Counter/Timer

Hi sugar7,

There are many different reasons that your sine wave could look poor based on what you have described. Would you mind attaching your code and detailing what hardware you have available to you?

Could you also clarify what you mean by synchronized? Do you need synchronization on the order of seconds? milliseconds? microseconds? There are different ways of achieving each, depending on how much hardware you have and how much code you would like to write.

Could you also post a picture of the rough wave that you are seeing?

With this information, we'll be able to help debug your system and make a better recommendation as to how you might be able to achieve the requirements you have described.

Best,

Duncan W.

Applications Engineer

National Instruments

Hello Duncan,

Thank you for your reply.

I use NI PCIe-6363 with attached vi to try to do the processes 1-3.

   FrequencyDivider.vi is used to count ticks of an incoming TTL pulse and generate a frequency divided TTL. A picture, DividedTTL.gif shows input and output TTL. An orange pulse train is the input at 262.8 kHz to PFI1 and a blue one is the frequency divided TTL from the counter 0. "Synchronization" means the phase relationship between the orange and blue pulses are same (in this case jittering should be less than microsecond).

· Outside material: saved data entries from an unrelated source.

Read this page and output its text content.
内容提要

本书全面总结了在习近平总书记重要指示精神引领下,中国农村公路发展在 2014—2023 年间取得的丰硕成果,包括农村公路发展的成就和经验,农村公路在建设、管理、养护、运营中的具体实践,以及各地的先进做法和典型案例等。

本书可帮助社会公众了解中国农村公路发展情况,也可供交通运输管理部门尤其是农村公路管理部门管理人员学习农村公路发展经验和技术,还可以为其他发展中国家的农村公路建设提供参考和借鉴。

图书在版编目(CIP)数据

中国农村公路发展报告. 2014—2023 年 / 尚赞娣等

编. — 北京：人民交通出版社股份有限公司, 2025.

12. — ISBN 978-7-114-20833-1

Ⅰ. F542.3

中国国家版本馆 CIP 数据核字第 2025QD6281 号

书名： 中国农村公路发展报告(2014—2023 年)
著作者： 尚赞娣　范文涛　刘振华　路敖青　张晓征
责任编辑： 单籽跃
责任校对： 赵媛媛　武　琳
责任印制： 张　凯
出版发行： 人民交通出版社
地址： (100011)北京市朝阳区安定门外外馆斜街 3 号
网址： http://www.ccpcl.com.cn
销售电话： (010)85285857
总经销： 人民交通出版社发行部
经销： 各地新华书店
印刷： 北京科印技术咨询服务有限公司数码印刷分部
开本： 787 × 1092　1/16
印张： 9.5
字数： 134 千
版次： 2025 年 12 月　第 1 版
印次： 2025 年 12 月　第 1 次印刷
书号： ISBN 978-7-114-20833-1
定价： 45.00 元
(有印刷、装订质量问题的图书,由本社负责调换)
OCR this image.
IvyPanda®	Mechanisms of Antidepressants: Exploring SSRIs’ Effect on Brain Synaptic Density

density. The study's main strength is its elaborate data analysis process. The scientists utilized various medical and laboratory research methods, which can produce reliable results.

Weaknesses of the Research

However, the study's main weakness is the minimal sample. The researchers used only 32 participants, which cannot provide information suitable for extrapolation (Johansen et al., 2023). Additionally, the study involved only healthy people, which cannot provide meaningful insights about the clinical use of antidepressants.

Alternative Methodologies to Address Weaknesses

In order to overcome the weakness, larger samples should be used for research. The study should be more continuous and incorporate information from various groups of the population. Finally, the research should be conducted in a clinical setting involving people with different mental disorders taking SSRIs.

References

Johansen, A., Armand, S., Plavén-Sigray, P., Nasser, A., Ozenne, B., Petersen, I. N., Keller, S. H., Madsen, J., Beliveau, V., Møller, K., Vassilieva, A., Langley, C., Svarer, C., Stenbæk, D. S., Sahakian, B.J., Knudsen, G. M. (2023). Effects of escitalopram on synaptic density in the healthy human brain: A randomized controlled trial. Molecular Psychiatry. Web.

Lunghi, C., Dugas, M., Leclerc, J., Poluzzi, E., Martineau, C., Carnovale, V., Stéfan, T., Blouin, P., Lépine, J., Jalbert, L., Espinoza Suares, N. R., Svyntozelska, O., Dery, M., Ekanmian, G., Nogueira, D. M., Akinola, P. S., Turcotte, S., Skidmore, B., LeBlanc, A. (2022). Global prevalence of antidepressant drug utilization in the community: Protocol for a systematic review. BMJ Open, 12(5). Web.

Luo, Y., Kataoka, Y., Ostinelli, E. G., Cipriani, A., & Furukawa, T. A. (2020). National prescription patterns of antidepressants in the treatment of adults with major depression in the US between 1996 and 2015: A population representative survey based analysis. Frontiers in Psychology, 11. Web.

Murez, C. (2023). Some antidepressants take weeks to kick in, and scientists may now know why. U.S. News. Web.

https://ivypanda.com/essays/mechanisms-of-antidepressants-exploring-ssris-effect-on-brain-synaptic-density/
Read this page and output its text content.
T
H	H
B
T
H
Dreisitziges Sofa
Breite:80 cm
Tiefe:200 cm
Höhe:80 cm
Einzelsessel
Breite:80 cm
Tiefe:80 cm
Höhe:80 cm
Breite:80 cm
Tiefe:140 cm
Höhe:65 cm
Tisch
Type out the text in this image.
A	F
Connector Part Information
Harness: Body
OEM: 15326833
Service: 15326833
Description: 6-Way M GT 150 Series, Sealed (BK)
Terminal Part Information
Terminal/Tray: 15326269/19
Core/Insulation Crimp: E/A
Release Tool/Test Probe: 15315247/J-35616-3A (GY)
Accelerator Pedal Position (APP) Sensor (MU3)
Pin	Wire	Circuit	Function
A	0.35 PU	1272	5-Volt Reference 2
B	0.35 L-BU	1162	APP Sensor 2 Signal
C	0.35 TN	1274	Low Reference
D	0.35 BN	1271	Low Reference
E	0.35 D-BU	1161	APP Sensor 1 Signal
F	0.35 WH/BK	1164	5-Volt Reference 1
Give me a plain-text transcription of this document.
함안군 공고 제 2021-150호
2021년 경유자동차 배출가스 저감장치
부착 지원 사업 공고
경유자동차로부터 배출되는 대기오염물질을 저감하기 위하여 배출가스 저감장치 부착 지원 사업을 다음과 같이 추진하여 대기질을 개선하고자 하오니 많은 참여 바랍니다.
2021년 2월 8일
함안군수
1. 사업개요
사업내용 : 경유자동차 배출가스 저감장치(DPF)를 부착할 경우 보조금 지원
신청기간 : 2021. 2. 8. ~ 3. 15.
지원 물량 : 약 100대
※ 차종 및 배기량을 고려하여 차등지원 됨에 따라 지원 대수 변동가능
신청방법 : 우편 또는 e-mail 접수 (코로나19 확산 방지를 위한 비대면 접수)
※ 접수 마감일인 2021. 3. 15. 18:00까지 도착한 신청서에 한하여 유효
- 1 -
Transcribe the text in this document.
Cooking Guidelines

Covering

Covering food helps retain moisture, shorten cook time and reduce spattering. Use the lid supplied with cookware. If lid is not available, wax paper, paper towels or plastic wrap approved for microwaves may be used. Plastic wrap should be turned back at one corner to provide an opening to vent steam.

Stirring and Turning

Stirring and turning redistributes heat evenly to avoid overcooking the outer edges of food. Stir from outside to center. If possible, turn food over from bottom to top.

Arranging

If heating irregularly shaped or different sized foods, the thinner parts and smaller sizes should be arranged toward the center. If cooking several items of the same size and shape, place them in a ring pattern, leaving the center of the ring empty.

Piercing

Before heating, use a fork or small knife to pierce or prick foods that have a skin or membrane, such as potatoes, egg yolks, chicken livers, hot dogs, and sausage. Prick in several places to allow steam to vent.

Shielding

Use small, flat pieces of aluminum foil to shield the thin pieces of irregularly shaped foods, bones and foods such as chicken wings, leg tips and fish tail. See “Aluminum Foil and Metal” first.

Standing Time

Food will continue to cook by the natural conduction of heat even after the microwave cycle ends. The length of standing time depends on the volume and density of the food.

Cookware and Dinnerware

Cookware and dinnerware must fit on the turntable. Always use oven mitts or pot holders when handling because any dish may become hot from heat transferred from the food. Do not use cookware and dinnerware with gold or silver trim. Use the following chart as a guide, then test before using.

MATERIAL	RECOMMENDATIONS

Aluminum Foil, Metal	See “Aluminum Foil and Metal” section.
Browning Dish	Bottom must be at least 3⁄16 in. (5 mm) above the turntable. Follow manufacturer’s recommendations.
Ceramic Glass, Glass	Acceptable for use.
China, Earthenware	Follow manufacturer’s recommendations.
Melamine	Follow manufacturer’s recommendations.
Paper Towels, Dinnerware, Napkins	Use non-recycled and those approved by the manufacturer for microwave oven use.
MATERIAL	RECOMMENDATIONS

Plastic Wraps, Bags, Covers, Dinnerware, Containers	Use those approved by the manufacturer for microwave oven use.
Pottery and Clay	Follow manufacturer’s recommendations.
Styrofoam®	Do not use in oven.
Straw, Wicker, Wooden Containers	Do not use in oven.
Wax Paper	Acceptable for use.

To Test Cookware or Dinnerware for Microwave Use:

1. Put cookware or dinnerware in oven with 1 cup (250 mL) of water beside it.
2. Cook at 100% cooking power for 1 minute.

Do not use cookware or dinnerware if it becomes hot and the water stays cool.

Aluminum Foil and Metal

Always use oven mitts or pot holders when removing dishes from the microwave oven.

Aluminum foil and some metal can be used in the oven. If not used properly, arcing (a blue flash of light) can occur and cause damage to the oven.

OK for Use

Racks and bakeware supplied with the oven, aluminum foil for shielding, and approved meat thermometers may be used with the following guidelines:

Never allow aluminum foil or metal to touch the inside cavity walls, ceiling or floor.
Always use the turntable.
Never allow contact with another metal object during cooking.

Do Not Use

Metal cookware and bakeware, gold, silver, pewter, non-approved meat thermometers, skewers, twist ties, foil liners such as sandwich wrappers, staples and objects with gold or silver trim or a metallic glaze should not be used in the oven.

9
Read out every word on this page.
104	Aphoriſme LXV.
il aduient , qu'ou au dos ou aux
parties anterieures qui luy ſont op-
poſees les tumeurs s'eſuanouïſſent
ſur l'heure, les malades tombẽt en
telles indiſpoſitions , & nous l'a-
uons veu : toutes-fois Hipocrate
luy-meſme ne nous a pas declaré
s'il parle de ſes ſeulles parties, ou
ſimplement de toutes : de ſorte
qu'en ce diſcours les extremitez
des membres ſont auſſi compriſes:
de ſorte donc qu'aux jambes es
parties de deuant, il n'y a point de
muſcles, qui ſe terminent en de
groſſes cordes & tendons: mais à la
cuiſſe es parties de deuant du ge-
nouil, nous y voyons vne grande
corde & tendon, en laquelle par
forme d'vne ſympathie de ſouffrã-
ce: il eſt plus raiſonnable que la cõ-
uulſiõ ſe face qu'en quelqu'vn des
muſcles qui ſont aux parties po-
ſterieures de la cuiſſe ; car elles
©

FrequencyDivider_AO.vi was written based on some ideas in the community forums.

Clock source was set to PFI1. DividedSine1.gif shows the input TTL and an output sine wave from A0. The phases of two are fixed, so synchronization is fine in this method, but the sine waveform is really ugly.

I also noticed that the divided frequency should be fed as an input parameter for the sine waveform, but have not implemented it yet.

Your ideas and suggestions are highly appreciated.

If you need more input, please let me know.

best regards,

It sounds like you're doing what you're able, that's just the nature of what you get with only 10 samples per sine wave cycle.  It'll look ragged due to the piecewise-constant nature of AO on most DAQ boards.

-Kevin P

I agree with Kevin that your current method will not give you any better resolution. You would need to use a faster clock source to get a cleaner sine wave.

It seems that the goal here is to generate a sine wave of 1/10th the frequency of the pulse train that is phase-aligned. I'm not sure exactly what your requirements are in regards to phase error or clock drift, but you could use a separate clock to drive the sine wave output and configure a hardware trigger to start it in phase with the TTL signal. That process could look more-or-less like the following:

1. Detect TTL frequency

2. Set frequency of sine wave task to 1/10th TTL frequency

3. Once task is configured, use the TTL signal as a start trigger through a PFI line (similar to now, but as a trigger instead of a clock)

This implementation would be susceptible to clock drift over time, since they are not running off the same clock, but I would expect this effect to be negligible in most applications and can be reset periodically during program execution as well. Does this system need to be extremely well phase-aligned or need to run for extended periods of time?

-Duncan

Thank you for your suggestion.

In my application, there is no chance to restart the program and synchronization should continue for hours.

I will still try your method and see whether it works or not and come back later.

Much appreciated for your kind support.